Sturisoma graffini
- Conservation status: Vulnerable (IUCN 3.1)

Scientific classification
- Kingdom: Animalia
- Phylum: Chordata
- Class: Actinopterygii
- Division: Teleostei
- Order: Siluriformes
- Family: Loricariidae
- Genus: Sturisoma
- Species: S. graffini
- Binomial name: Sturisoma graffini Londoño-Burbano, 2018

= Sturisoma graffini =

- Authority: Londoño-Burbano, 2018
- Conservation status: VU

Species of catfish

Sturisoma graffini is a species of freshwater ray-finned fish belonging to the family Loricariidae, the suckermouth armored catfishes, and the subfamily Loricariinae, the mailed catfishes.
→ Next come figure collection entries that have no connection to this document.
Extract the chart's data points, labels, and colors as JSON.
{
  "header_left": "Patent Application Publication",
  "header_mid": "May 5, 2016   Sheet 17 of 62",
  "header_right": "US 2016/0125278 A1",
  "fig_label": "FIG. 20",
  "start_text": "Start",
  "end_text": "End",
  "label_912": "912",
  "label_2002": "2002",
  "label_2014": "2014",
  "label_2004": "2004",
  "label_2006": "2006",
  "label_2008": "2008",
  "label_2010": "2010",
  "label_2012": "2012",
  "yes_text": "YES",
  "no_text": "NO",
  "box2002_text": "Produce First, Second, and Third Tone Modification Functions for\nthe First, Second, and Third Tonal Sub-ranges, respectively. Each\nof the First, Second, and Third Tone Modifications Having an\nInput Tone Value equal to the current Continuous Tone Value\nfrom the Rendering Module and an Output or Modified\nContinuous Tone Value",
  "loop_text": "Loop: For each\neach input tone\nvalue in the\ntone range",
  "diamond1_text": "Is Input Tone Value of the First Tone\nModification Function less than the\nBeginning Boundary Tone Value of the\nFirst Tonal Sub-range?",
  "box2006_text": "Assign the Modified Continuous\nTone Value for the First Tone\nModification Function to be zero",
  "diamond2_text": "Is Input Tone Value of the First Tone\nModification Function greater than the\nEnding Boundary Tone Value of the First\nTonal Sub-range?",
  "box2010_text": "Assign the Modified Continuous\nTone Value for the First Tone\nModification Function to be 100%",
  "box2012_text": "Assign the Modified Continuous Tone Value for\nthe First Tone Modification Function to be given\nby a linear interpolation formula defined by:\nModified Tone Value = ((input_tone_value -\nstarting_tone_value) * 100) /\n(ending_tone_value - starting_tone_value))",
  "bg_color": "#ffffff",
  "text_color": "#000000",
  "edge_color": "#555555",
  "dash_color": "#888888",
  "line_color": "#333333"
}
This catfish occurs in the Madre de Dios River basin, as well as in the drainages of the Manu and Tambopata, in Peru. It may also be found in Bolivia. It was described in 2018 by Alejandro Londoño-Burbano of the Federal University of Rio de Janeiro on the basis of its distinctive coloration and morphology.

==Etymology==
The fish is named in honor of Greg Graffin (b. 1964), lead singer of the punk rock band Bad Religion, Ph.D. in Zoology, part time life sciences, palaeontology and evolution professor at University of California, Los Angeles and Cornell University.